ABLAIN-SAINT-NAZAIRE, France — Vandals desecrated 148 Muslim graves in France’s biggest war cemetery, hanging a pig’s head from one tombstone and daubing slogans insulting France’s Muslim justice minister, officials said yesterday.
President Nicolas Sarkozy expressed “profound outrage” at the “sordid” attack on the Muslim quarter of the Notre Dame de Lorette cemetery, near the northern town of Arras on Saturday night. He vowed that those responsible would be punished.
The cemetery is France’s biggest military graveyards and commemorates tens of thousands of victims of a series of long and bloody battles for control of northern France at the start of World War I.
The attack came almost exactly a year after a similar incident in which neo-Nazi vandals scrawled swastikas on 52 of the cemetery’s Muslim graves.
“This is the most inadmissible kind of racism and the president of the republic shares the pain of France’s entire Muslim community,” said a statement issued by the presidency. France’s Muslim community is Europe’s largest at around five million.
“This hateful act is also a attack on the memory of all veterans of World War I, beyond the faith of each one,” the statement added.

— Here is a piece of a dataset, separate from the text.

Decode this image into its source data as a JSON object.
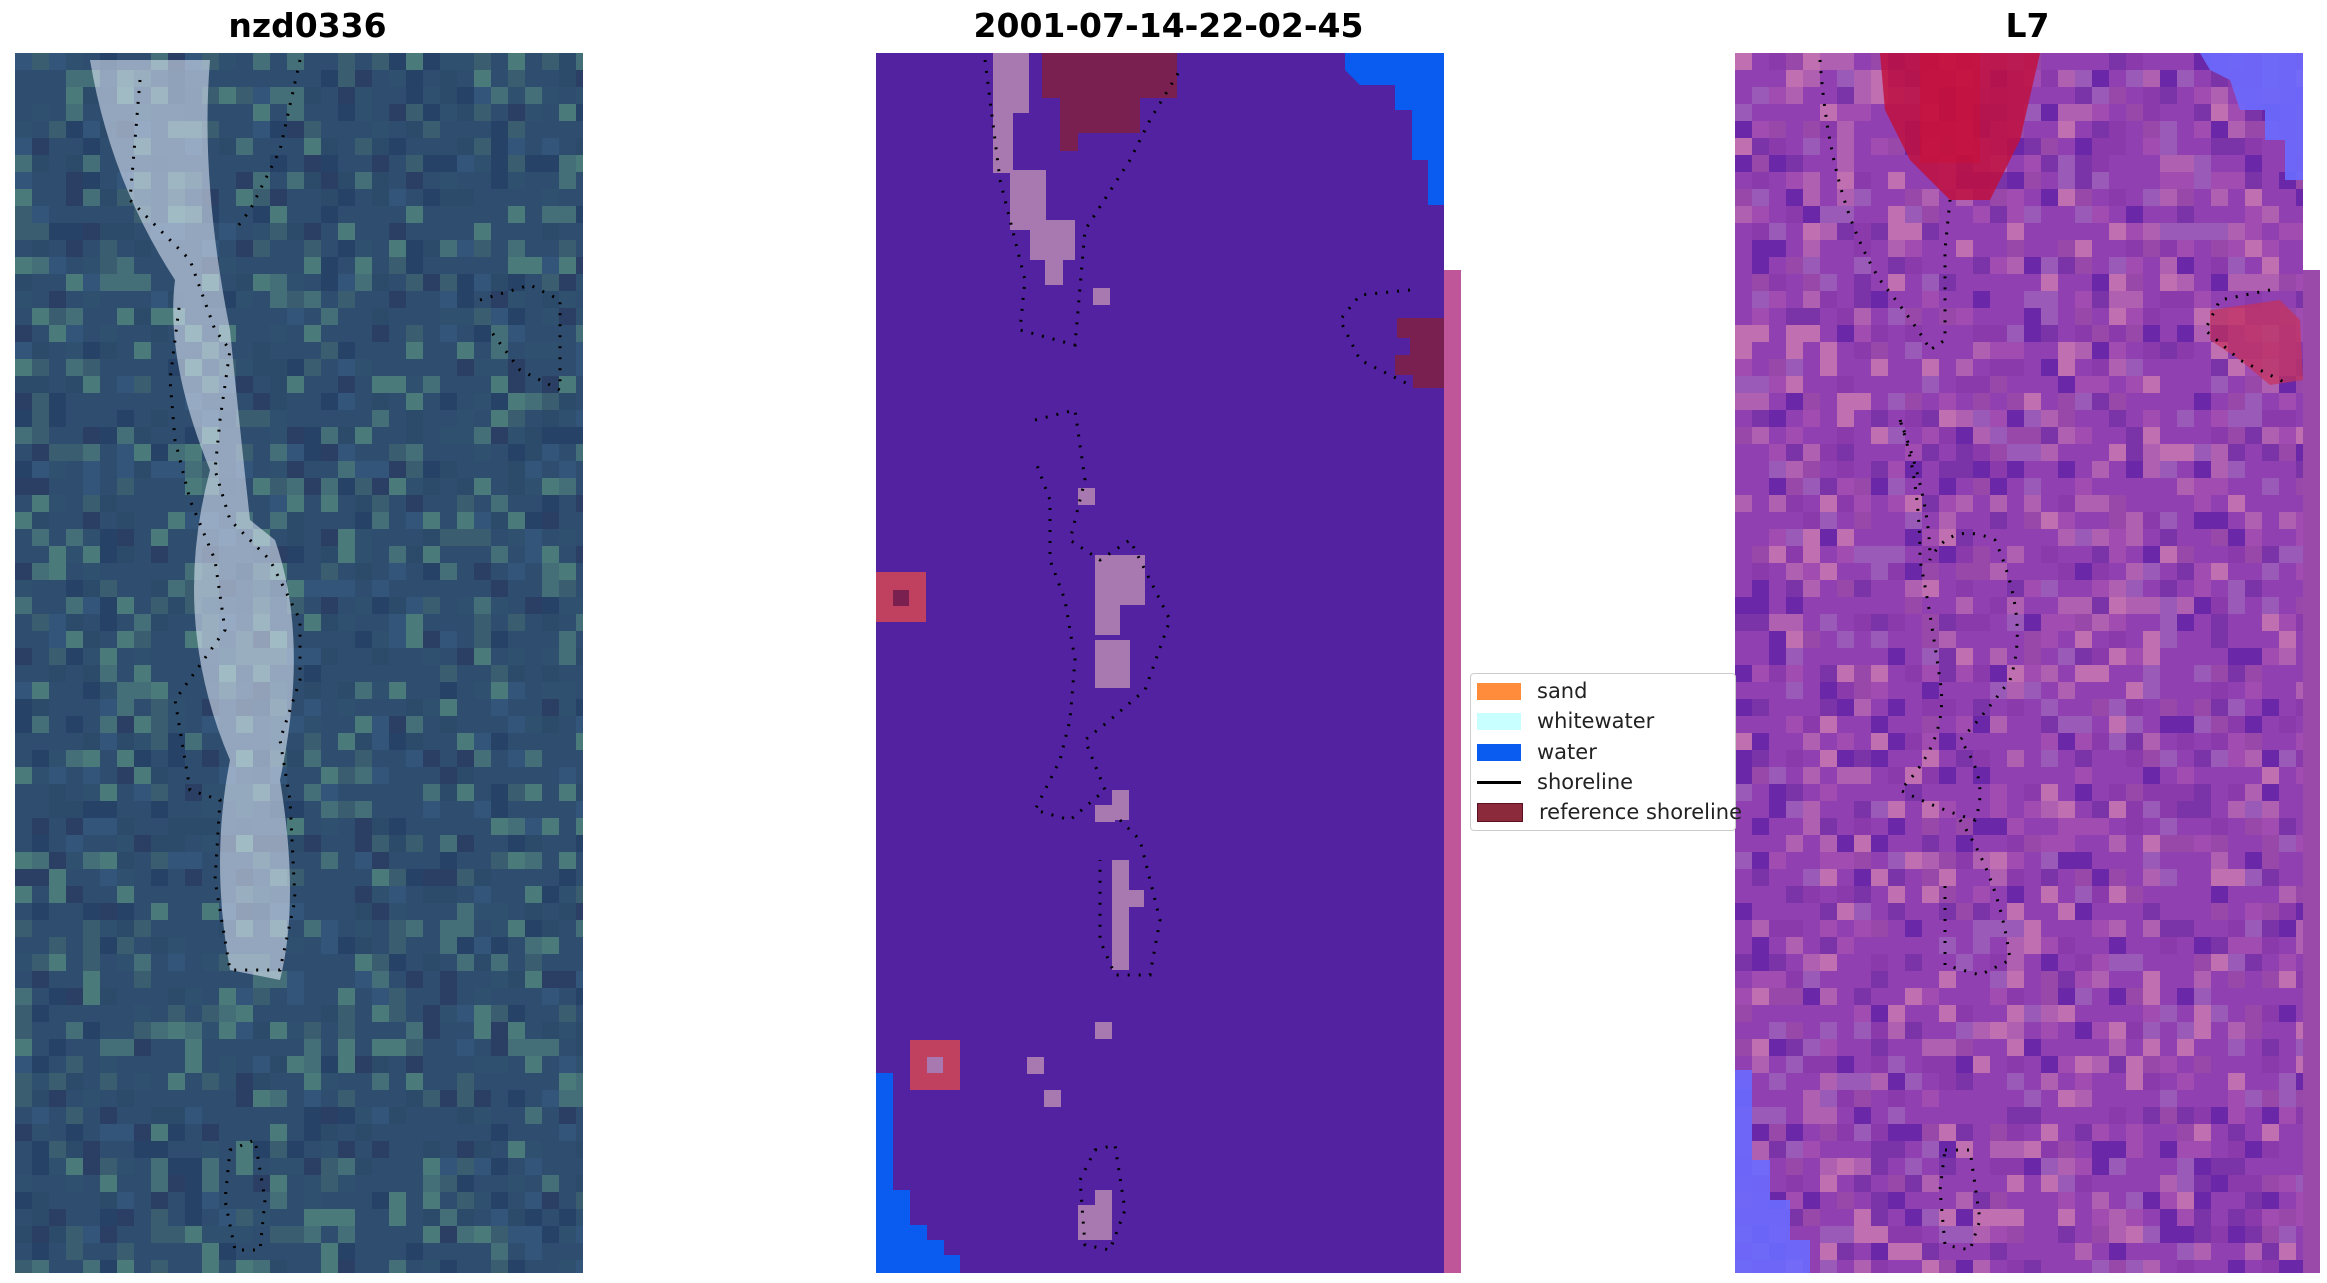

The state prosecutor for Arras, Jean-Pierre Valensi, said, “The slogans directly target Islam and they gravely insult Rachida Dati, the justice minister,” who is the daughter of North African immigrants.
He said a pig’s head was hung from one of the graves. Dati issued a statement condemning a “hateful act” that “hurts the memory of our dead, of the veterans who gave their lives for France.”
“Through its racist connotations, it is an assault on the values of the republic and an insult to all French people.”
Muslim community leaders were allowed to visit the scene yesterday.
“This is shameful to see,” said the regional head of the French Council for the Muslim Religion, Bahssine Saaidi.
“We need to work together to stop this problem of racism,” he added.
“These are probably the tombs of heroes who fell in combat. This is a hateful, scandalous act, an insult to all Muslims,” Dalil Boubaker, rector of the Paris Mosque, told France Info radio.
The MRAP anti-racism group said the attack was “a worrying sign of an ill that is gaining ground with a degree of impunity: Islamophobia” and warned that France needed to face up to the problem.
SOS Racism said it was taking legal action to demand the dismantling of the neo-Nazi group behind the April 2007 attack on the cemetery.
Two youths aged 18 and 21, both members of the group, were jailed for a year over that attack. A 16-year-old also received a six-week prison sentence.
The Elysee said Sarkozy had called for a swift inquiry and “for those responsible for this act to be punished as they deserve.” Around 100 French gendarmes were at the site to gather evidence.
Jean-Marie Bockel, the secretary of state for veteran’s affairs, said the government would review security at Notre Dame de Lorette. “This is horrific, and for the 90th anniversary of the end of the 1914-1918 war. This is worse than the last time, it is abominable,” said Jean-Paul Doue, one of 3,800 volunteer honorary guards at the cemetery.
Inaugurated in 1925, the Notre Dame de Lorette cemetery houses the remains of some 40,000 soldiers, half of them in named graves.
The Muslim quarter includes 576 tombs, grouped together and turned toward Makkah.
Prior to 2007, there were four incidents involving the desecration of Muslim graves in northern and eastern France in 2004, and one in 2003.
There have also been several attacks on Jewish graves in cemeteries across France in recent years.